Kolye, yeşilimsi-gri bir metamorfik kaya olan serpantinit taşından oyulmuş bir bokböceği (scarab) figüründen oluşuyor ve altınla kaplanmış durumda. 6.6 cm uzunluğundaki bokböceği, 77.5 cm uzunluğunda örülmüş bir altın zincire asılmış. Bu göz alıcı takı, 1930’larda Hatnefer ve eşi Ramose’un mezarında yapılan kazılarda ortaya çıkarıldı ve şu anda New York’taki Metropolitan Sanat Müzesi’nde sergileniyor.
Hatnefer’in mumyası ve mezarında bulunan bronz ve gümüş aynalar, kozmetik ürünler ve kaliteli ketenlerle dolu ahşap sandıklar, onun kendi alanında etkili ve varlıklı bir kadın olduğunu gösteriyor.
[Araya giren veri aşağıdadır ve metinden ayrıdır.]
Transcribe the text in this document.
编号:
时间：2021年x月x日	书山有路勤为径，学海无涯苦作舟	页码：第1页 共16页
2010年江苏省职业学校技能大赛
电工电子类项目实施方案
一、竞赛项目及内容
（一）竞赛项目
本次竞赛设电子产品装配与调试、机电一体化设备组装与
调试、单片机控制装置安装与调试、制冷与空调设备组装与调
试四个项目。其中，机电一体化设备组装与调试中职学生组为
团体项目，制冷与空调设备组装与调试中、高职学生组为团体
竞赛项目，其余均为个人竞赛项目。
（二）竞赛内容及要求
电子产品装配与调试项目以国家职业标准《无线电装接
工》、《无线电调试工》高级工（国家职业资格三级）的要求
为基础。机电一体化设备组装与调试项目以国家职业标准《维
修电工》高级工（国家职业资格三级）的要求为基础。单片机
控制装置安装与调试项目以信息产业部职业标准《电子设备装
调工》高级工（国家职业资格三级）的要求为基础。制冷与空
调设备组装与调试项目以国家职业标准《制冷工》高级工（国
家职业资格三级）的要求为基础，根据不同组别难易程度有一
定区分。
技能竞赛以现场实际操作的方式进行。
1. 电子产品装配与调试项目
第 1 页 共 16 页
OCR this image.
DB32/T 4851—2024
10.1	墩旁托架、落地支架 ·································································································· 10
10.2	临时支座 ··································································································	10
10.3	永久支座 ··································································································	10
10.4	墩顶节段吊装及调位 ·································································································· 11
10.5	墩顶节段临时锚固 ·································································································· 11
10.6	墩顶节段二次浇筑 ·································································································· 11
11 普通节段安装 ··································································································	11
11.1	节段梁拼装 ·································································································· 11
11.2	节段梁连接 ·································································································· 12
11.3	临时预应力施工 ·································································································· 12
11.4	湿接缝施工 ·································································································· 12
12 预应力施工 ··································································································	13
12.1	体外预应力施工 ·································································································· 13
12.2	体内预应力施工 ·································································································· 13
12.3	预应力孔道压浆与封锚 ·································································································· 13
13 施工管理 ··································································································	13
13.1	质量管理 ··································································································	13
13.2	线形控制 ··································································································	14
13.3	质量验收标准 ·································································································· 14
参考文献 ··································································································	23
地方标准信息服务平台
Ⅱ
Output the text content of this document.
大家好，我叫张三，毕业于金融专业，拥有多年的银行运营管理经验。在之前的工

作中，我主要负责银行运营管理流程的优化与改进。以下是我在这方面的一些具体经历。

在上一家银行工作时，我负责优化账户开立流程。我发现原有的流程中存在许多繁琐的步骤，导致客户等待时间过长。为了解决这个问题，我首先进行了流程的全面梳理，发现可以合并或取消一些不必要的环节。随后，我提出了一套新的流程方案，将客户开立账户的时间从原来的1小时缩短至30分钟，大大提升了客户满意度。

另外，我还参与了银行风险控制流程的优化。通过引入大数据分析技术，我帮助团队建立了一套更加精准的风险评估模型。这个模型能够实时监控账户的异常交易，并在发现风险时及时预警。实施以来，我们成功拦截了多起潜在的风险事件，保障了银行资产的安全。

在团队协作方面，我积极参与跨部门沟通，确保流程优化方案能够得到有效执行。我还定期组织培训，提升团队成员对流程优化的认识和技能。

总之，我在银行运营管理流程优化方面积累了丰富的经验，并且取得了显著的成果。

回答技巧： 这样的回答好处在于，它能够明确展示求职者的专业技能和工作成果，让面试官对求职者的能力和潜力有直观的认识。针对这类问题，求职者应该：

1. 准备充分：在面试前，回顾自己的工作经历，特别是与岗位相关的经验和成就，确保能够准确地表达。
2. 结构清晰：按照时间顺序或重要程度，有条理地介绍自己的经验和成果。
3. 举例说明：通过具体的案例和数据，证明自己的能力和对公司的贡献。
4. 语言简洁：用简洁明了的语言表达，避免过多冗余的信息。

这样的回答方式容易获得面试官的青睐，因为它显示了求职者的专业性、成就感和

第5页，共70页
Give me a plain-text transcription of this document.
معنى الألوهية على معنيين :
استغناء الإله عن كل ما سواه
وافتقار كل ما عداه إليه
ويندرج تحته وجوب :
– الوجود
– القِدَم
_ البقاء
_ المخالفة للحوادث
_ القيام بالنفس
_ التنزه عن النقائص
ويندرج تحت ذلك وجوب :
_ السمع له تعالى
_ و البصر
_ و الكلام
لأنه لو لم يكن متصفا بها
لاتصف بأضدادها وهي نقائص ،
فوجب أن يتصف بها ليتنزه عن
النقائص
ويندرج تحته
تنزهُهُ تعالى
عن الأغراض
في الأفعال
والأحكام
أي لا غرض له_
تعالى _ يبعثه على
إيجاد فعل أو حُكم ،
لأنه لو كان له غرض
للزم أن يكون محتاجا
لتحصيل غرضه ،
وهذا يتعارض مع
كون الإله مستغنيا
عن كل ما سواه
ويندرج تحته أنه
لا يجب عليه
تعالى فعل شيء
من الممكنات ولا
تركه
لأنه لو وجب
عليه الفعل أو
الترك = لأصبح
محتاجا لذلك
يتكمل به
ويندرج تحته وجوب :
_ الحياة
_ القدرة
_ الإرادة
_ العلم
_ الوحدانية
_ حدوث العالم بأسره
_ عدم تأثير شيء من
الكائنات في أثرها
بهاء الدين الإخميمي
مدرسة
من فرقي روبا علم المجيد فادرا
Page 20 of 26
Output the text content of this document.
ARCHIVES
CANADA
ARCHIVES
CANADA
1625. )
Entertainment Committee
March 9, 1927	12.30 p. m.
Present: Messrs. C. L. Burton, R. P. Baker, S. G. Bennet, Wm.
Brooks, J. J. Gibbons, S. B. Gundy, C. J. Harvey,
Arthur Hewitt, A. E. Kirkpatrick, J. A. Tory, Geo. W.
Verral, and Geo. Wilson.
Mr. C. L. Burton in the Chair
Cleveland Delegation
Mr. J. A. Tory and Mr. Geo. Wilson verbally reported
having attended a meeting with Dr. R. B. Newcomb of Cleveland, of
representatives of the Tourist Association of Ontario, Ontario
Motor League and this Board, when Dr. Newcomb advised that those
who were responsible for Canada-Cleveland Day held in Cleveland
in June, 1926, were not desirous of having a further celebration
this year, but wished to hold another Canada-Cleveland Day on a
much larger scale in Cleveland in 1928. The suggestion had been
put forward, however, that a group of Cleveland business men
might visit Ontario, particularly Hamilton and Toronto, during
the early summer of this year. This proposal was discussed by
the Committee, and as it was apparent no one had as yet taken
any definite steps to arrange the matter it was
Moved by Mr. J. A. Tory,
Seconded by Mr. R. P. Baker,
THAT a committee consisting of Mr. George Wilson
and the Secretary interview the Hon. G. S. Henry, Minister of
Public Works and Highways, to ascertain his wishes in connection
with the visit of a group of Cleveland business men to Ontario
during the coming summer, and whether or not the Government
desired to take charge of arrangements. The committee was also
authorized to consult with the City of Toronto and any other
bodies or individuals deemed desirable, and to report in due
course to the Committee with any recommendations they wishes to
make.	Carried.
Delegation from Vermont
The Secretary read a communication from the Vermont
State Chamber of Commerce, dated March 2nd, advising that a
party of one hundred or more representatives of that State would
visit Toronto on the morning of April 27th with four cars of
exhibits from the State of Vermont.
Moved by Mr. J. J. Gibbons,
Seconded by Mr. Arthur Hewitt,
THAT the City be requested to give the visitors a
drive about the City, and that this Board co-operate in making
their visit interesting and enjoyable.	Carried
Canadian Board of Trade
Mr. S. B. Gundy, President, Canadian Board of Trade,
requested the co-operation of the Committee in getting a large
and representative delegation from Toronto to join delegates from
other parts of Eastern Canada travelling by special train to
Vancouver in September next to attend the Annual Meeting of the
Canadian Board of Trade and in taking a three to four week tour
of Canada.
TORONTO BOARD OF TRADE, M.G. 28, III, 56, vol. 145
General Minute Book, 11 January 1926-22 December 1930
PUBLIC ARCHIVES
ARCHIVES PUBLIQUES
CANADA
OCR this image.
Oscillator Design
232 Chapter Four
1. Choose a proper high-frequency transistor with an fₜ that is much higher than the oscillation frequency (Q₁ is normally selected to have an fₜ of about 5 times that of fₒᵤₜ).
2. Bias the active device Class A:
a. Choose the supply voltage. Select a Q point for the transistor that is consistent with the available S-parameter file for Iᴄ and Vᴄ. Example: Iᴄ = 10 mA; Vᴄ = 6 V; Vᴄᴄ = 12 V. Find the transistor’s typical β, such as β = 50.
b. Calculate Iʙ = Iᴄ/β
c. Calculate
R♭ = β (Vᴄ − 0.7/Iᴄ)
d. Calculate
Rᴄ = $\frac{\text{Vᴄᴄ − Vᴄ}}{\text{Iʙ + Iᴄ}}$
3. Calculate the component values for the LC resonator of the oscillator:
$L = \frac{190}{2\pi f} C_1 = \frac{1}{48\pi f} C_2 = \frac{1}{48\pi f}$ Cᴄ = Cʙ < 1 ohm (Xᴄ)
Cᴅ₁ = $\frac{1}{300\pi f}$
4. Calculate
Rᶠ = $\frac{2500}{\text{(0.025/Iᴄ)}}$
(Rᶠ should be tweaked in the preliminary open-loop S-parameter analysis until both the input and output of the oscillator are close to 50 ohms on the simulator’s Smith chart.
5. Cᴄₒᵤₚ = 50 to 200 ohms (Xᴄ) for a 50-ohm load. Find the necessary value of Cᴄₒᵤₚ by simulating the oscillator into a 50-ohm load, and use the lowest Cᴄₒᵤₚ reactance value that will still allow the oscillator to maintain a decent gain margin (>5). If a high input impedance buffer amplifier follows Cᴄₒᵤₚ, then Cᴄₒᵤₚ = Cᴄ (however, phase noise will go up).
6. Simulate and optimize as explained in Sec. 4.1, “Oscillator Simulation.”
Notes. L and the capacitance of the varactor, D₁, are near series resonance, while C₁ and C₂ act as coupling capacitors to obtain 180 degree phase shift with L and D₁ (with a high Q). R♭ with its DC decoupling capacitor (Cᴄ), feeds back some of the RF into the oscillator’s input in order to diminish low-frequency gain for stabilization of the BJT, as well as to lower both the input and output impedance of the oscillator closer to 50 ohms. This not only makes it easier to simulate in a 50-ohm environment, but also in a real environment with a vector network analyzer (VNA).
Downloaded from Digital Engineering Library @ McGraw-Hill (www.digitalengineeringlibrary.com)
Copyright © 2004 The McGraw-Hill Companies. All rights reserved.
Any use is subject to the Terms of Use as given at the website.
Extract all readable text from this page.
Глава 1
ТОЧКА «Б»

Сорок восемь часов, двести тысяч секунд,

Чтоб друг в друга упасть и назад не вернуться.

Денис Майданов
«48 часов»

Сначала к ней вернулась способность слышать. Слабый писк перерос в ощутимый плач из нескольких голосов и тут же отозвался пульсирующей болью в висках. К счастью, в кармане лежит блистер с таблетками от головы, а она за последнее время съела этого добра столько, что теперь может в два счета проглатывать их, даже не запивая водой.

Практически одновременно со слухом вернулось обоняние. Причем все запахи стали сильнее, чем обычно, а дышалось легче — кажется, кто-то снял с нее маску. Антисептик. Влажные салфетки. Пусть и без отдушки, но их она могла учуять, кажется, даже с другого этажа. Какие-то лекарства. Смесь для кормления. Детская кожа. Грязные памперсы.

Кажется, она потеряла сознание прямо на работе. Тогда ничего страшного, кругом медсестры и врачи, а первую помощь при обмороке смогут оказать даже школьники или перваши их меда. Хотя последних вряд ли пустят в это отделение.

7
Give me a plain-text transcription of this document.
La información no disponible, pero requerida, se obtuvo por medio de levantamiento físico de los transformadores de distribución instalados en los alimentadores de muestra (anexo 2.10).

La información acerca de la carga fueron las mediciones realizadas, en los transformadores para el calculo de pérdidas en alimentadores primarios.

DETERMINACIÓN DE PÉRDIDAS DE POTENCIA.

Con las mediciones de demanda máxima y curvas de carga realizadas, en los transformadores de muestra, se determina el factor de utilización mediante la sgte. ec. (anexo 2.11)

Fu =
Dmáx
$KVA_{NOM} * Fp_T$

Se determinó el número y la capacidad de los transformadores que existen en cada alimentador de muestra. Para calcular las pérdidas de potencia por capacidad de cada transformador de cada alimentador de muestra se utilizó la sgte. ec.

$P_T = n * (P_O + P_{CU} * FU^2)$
Yaklaşık 60 yaşında ölen Hatnefer için hazırlanmış gibi görünen bu değerli amuletin, aslında başka biri için yapılmış olduğu düşünülüyor.
Metropolitan Müzesi’ne göre, kalp bokböceğinin alt kısmında Ölüler Kitabı’ndan bir bölüm kazılı. Bu bölüm, ölen kişinin kalbinin tanrıça Ma’at tarafından tartılmasını konu alıyor. Metin üzerindeki önceki ismin silinmiş olması ve yerine Hatnefer’in isminin eklenmesi, bu bokböceğinin ona özgü olarak yapılmadığını gösteriyor.
Antik Mısır inancına göre, kalp bir kişinin aklı, hafızası ve karakterinin merkeziydi. Ölümden sonra kalp, kişinin yaşamının doğruluğunu belirlemek için tanrıların huzurunda tartılırdı. Kalp bokböceği, kişinin kalbinin yalan söylemesini veya sahibini kötü göstermesini önlemek amacıyla mezara konulurdu.
Eserin altındaki yazıt, kalbin adalet tanrılarının huzurunda sessiz kalması için yapılan bir dua içeriyor. Eski küratör Peter Dornan tarafından çevrilen metinde Hatnefer, kalbine şu sözlerle sesleniyor:
“Anneme ait olan kalbim, benim varlığımın kalbi… Mahkemede bana karşı gelme, terazi tutanların önünde itiraz etme. Bedenimin yaşam gücü sensin; uzuvlarıma can veren bir Khnum (Antik Mısır mitolojisinde bir yaratılış tanrısıdır. Genellikle koç başlı olarak tasvir edilir.) gibi…”
Bu değerli kolye, Antik Mısır’ın ölümden sonraki yaşam felsefesine dair güçlü bir pencere sunuyor. Sadece estetik bir takı değil; aynı zamanda bir inancın, bir korkunun ve bir umudun fiziksel yansıması.